My name is Resurrection

So I'm reading The Master's Artist, a collective blog, and see the post by Madison.  Go check it out, great stuff.  (Basically Madison is admitting that this isn't her real name.)  Anyway, a lot of what she said in the post got me thinking about my own name.

When I was born back in 1968, my mother, then 18 years old, decided to name me after an actor, James Stacy.  Except she names me John Stacy since my daddy's name is John.  Not bad, I suppose, especially considering some of the names bestowed by very young mothers (and dads of course).  I mean, I could have been named Rufus and almost was (but that's another story altogether).  Okay, I'll go ahead and tell you that story too: when I was born I came forth with red hair; Rufus means red-haired.  So my mother contemplated that name for me.  It soon fell out and was replaced by blonde hair, which has since turned brown and fallen out, to be replaced by nothing.  Anywho, thank you James Stacy (which is, ironically, not even his real name) for being such a riveting actor.
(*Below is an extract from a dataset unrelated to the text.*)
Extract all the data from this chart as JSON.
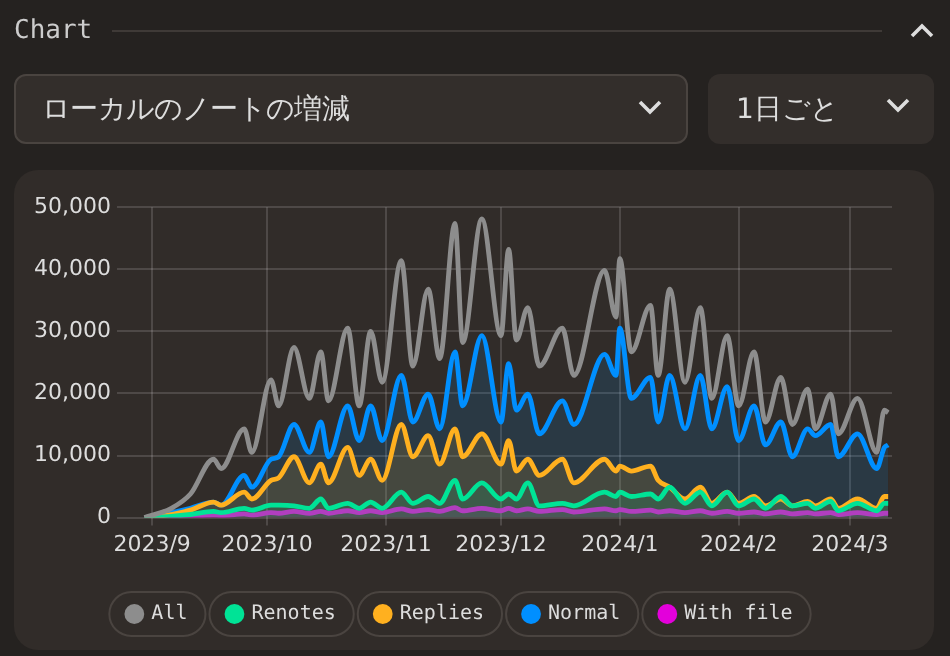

Only problem is, the name Stacy also becomes a popular girl's name around the same time that I'm born and for a few years afterwards.  So I grow up with this androgynous name, which is often mispelled - actually to this very day.  (I still have the morning's work assignment to prove it.)  It doesn't help that a lot of folks called me Tracy, another androgynous name.  And add to that the fact that it is my middle name, and the whole world seems to insist that you provide this little piece of biographical data in the form of a mere initial, and then proceeds to inaccurately assume that the name you are called by is 'John'.  Long story short, all this confusion caused me to come to loathe my own name.

Until I found out, many years later, what it means.

I'm not sure when, but sometime in my late twenties or early thirties, due to the internet, I learned the literal meaning of my name.  Resurrection.  How cool is that!

The name comes from the Greek Anastasis (which is where the female name Anastasia and its male counterpart Anastasios come from).  Anastasis is composed of the words Ana (up) and stasis (standing), or to stand up.  The literal meaning being Resurrection.

I found all this out long after becoming a Jesus follower, so it just made me really really like my name again.  (So much so that I married a beautiful girl named--you guessed it--Staci).  Add this to the fact that my first name is John (God is gracious), and I can't think of a more apt name for myself: 

God is gracious, Resurrection, Worth.

So, whether I'm called John Stacy, John, Stacy, or Skeach-a-roid (Skeach being the shortened form of Stacy Keach (another actor), and a-roid being one of the many modifiers to that oh-so-creative nick-name) I am quite satisfied with my name.  To loathe your own name for years and then discover that it was a prophetic word over your very soul, is beyond awesome.  It is a redemption.  Like I was called by my Saviour, named by Him when I didn't even understand the power of that name.  Which, you do realize, there is a whole lotta power in a Name.

So then, as I make my way into my destiny, pulled toward it by my name, much like Jacob/Israel, Simon/Peter, and Saul/Paul, I know that at some point all this naming business will culminate with a white stone, handed to me by the Maker himself, with my most special name of all written upon it.

It may not be Resurrection, but at the moment I can't think of a better one.


Then again, wouldn't it be a riot if it were Rufus after all.